Для того чтобы чехи и немцы не очень скучали во время представления, они помещали на своих плакатах портреты Распутина или Шаляпина, всегда называли себя Московским Художественным театром и монологи из пьес «Денщик подвел» или «Ночь любви» пересыпали чешскими шуточками и злободневными остротами на Советскую Россию или эмигрантскую грызню. К нам они заезжали охотно, по инерции болтали между собою на сцене по-чешски и не видоизменяли своих плакатов. Надо отдать справедливость директору, что одну из таких трупп он просто выгнал, причем мы, девочки, были выгнаны со спектакля этой труппы уже через 20 минут
Я помню, как «пани Эльвира», русская, забитая эмигрантской жизнью женщина, одетая в безобразное бежевое платье, демонстрировала перед нами с гимназической сцены свои способности медиума, а первый любовник труппы спел нехорошим голосом, растягивая перед собою маленькую гармонь, которую он называл «табакеркой своего дедушки», следующие куплеты и частушки:
Бабы красят морды, не стыдятся, Так, что лошади боятся. Пароход плывет по Волге, Волга, матушка река. Дети юбки замочили — Перевозчику — беда.Но когда он дошел до слова «любовник», в первом ряду зрителей раздался шорох: там поднимались одновременно инспектор и директор и давали что-то знать глазами воспитательницам.
— Уходите, — стали кричать воспитательницы девочкам, но мы сидели тесно в середине зала. И вот неожиданно двинулись к нам сзади мальчики, почему-то со Стояновым во главе, патетически восклицая:
— И вам не стыдно? Идите отсюда.
А первый любовник продолжал петь «про любовника», тряся своей «табакеркой» и подмигивая первому ряду, где уже никого не было, кроме очень маленькой забытой дочери директора.
Мы назло мальчикам, которые оставались в зале до конца, разучили скверные куплеты и пели их иногда вечерком со ступенек барака. А на замечания воспитательницы отвечали:
— Мы ходили с разрешения начальства. Это — русское искусство.
* * *
В Праге существовал Русский Педагогический Институт, поставлявший нам, русским гимназиям в Болгарии, и Институту и Корпусу в Сербии, свеженький персонал на место умирающих или выбывших в Париж или Берлин, по причине эмигрантской тяги на новые места, учителей и воспитателей.
Психологию ребенка преподавал Педагогическому Институту профессор Трошин. Однажды ему пришла в голову опасная идейка проэкзаменовать своих учеников на живом материале и посмотреть вместе с ними, что же это такое на самом деле представляет из себя их будущий питомец.
Их приехало человек тридцать, и меня с Лелей Пухляковой приставили к ним, как «услужающих». Мы страшно хихикали, расставляя перед ними тарелки, потряхивали косами, выдавали себя за сестер-близнецов.
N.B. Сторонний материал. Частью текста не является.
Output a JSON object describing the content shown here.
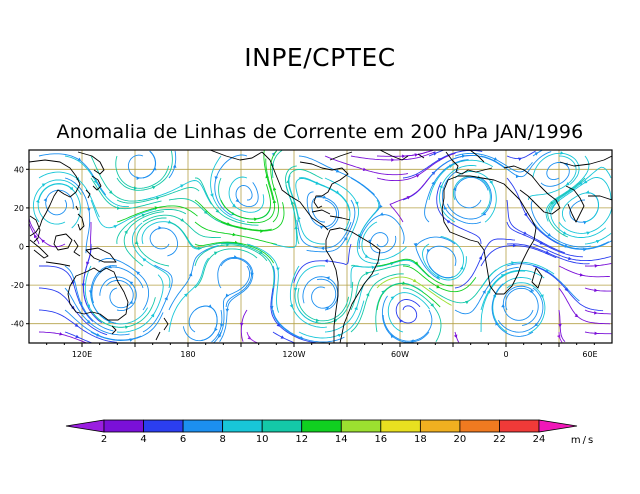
{
  "header": {
    "org_title": "INPE/CPTEC",
    "map_title": "Anomalia de Linhas de Corrente em 200 hPa JAN/1996"
  },
  "map": {
    "lon_range": [
      90,
      420
    ],
    "lat_range": [
      -50,
      50
    ],
    "lat_ticks": [
      {
        "value": 40,
        "label": "40"
      },
      {
        "value": 20,
        "label": "20"
      },
      {
        "value": 0,
        "label": "0"
      },
      {
        "value": -20,
        "label": "-20"
      },
      {
        "value": -40,
        "label": "-40"
      }
    ],
    "lon_ticks": [
      {
        "value": 120,
        "label": "120E"
      },
      {
        "value": 180,
        "label": "180"
      },
      {
        "value": 240,
        "label": "120W"
      },
      {
        "value": 300,
        "label": "60W"
      },
      {
        "value": 360,
        "label": "0"
      },
      {
        "value": 420,
        "label": "60E"
      }
    ],
    "grid_color": "#b4a046",
    "coastline_color": "#000000"
  },
  "colorbar": {
    "unit": "m/s",
    "labels": [
      "2",
      "4",
      "6",
      "8",
      "10",
      "12",
      "14",
      "16",
      "18",
      "20",
      "22",
      "24"
    ],
    "colors": [
      "#9a1ee0",
      "#7a10d8",
      "#2b3ef0",
      "#1c8ff0",
      "#18c6d8",
      "#14c8a8",
      "#10d020",
      "#9ce030",
      "#e8e020",
      "#f0b020",
      "#f07a20",
      "#f03a38",
      "#f018b8"
    ]
  }
}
Они внимательно смотрели на наши загадочные лица, спрашивали, что нас интересует (мы отвечали: «Ничего») и каковы наши политические убеждения. Под конец они начали нас очень стесняться и только все что-то записывали на бумажках, вероятно пункты докладиков или вопросы без ответа.
От каждого класса выбирали по приказу Трошина одного хорошего ученика, одного плохого, одного влюбчивого и одного, побывавшего в Белой армии; одну ученицу-истеричку, одну талантливую и какую-нибудь «из дерзких».
В библиотеке, в задней комнате, заседали вскоре приунывшие будущие педагоги, терзавшие своим любопытством очередную жертву, которая не укладывалась ни в какие параграфы, ни в какие незыблемые теории.
Считалось очень плохо привлечь к себе внимание этих людей, потому что нам никогда не говорили, в качестве какого именно типа нас вызывают в библиотеку.